Para empezar, les dan un bowl en donde van a elegir las carnes y las verduras que quieran. Pueden optar entre carne, pollo y cerdo (que vienen cortados en finas fetas congeladas) y un montón de verduras, hierbas y frutas (cebolla, verdeo, apio, champignones, zanahoria, calabaza, tomate, brocoli, morrón, ananá, cilantro, perejil, brotes de soja). También hay tofu para los vegetarianos, ciervo cuando es temporada, y camarones frescos por $15 más.


Una vez que llenan el bowl eligen las salsas (con o sin ajo, salsa de limón y jengibre, picante, otra a base de soja y una más tipo barbacoa) y el carbohidrato que prefieran: pastas integrales, pastas de sémola o sticky rice.


De ahí, pasa a la plancha redonda de la que les hablé, en donde se cocina sin ningún tipo de materia grasa. Milagrosamente (o por obra del planchero) todo sale en su punto justo. El brócoli crocante, la carne jugosa, las verduras húmedas y sin desarmarse.

Pueden pedirlo todo mezclado, o con el arroz blanco separado. Nosotros decidimos saltear todo porque eran pastas. Yo, por ejemplo, puse carne vacuna, hongos, verdeo, brocoli y pimientos con pasta integral.
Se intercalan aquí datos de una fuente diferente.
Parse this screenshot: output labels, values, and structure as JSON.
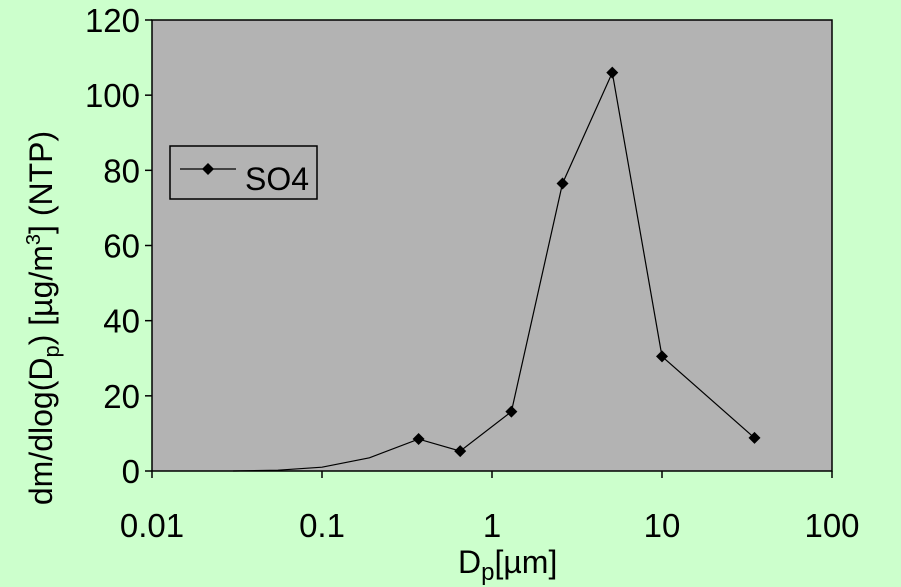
{
  "chart_data": {
    "type": "line",
    "x_scale": "log",
    "xlim": [
      0.01,
      100
    ],
    "ylim": [
      0,
      120
    ],
    "x_ticks": [
      "0.01",
      "0.1",
      "1",
      "10",
      "100"
    ],
    "y_ticks": [
      "0",
      "20",
      "40",
      "60",
      "80",
      "100",
      "120"
    ],
    "xlabel": {
      "main": "D",
      "sub": "p",
      "rest": "[µm]"
    },
    "ylabel": {
      "pre": "dm/dlog(D",
      "sub": "p",
      "mid": ") [µg/m",
      "sup": "3",
      "post": "] (NTP)"
    },
    "grid": false,
    "legend": {
      "position": "left",
      "entries": [
        "SO4"
      ]
    },
    "background_color": "#ccffcc",
    "plot_color": "#b3b3b3",
    "series": [
      {
        "name": "SO4",
        "color": "#000000",
        "marker": "diamond",
        "points": [
          {
            "x": 0.03,
            "y": 0,
            "marker": false
          },
          {
            "x": 0.055,
            "y": 0.2,
            "marker": false
          },
          {
            "x": 0.1,
            "y": 1,
            "marker": false
          },
          {
            "x": 0.19,
            "y": 3.5,
            "marker": false
          },
          {
            "x": 0.37,
            "y": 8.5,
            "marker": true
          },
          {
            "x": 0.65,
            "y": 5.3,
            "marker": true
          },
          {
            "x": 1.3,
            "y": 15.8,
            "marker": true
          },
          {
            "x": 2.6,
            "y": 76.5,
            "marker": true
          },
          {
            "x": 5.1,
            "y": 106,
            "marker": true
          },
          {
            "x": 10,
            "y": 30.5,
            "marker": true
          },
          {
            "x": 35,
            "y": 8.8,
            "marker": true
          }
        ]
      }
    ]
  }
}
Martín mezcló cerdo, perejil, calabaza, hongos, pimiento, cebolla y verdeo con pasta de sémola. Contra lo que yo hubiera previsto, la calabaza en juliana  no se desarma, al contrario. Queda buenísima. Este es el resultado final del mío:

Y este es el de Martín:

¿Lo mejor de todo? El precio. Unos $50 por persona, más o menos. Una ganga. El salteado tiene un precio fijo, $39 y también se puede pedir por teléfono. Si yo viviera cerca no cocino más. Voy todos los días y hago una combinación diferente. Un día con arroz y camarones, otro día con tofu y vegetales, otra vez con todas las proteínas y pasta común. Les recomiendo ir con amigos y que todos hagan su combinación. Después del teatro o el cine también es ideal, porque se hace todo en el momento pero rapidísimo. Salen famélicos de la función y en diez minutos están comiendo.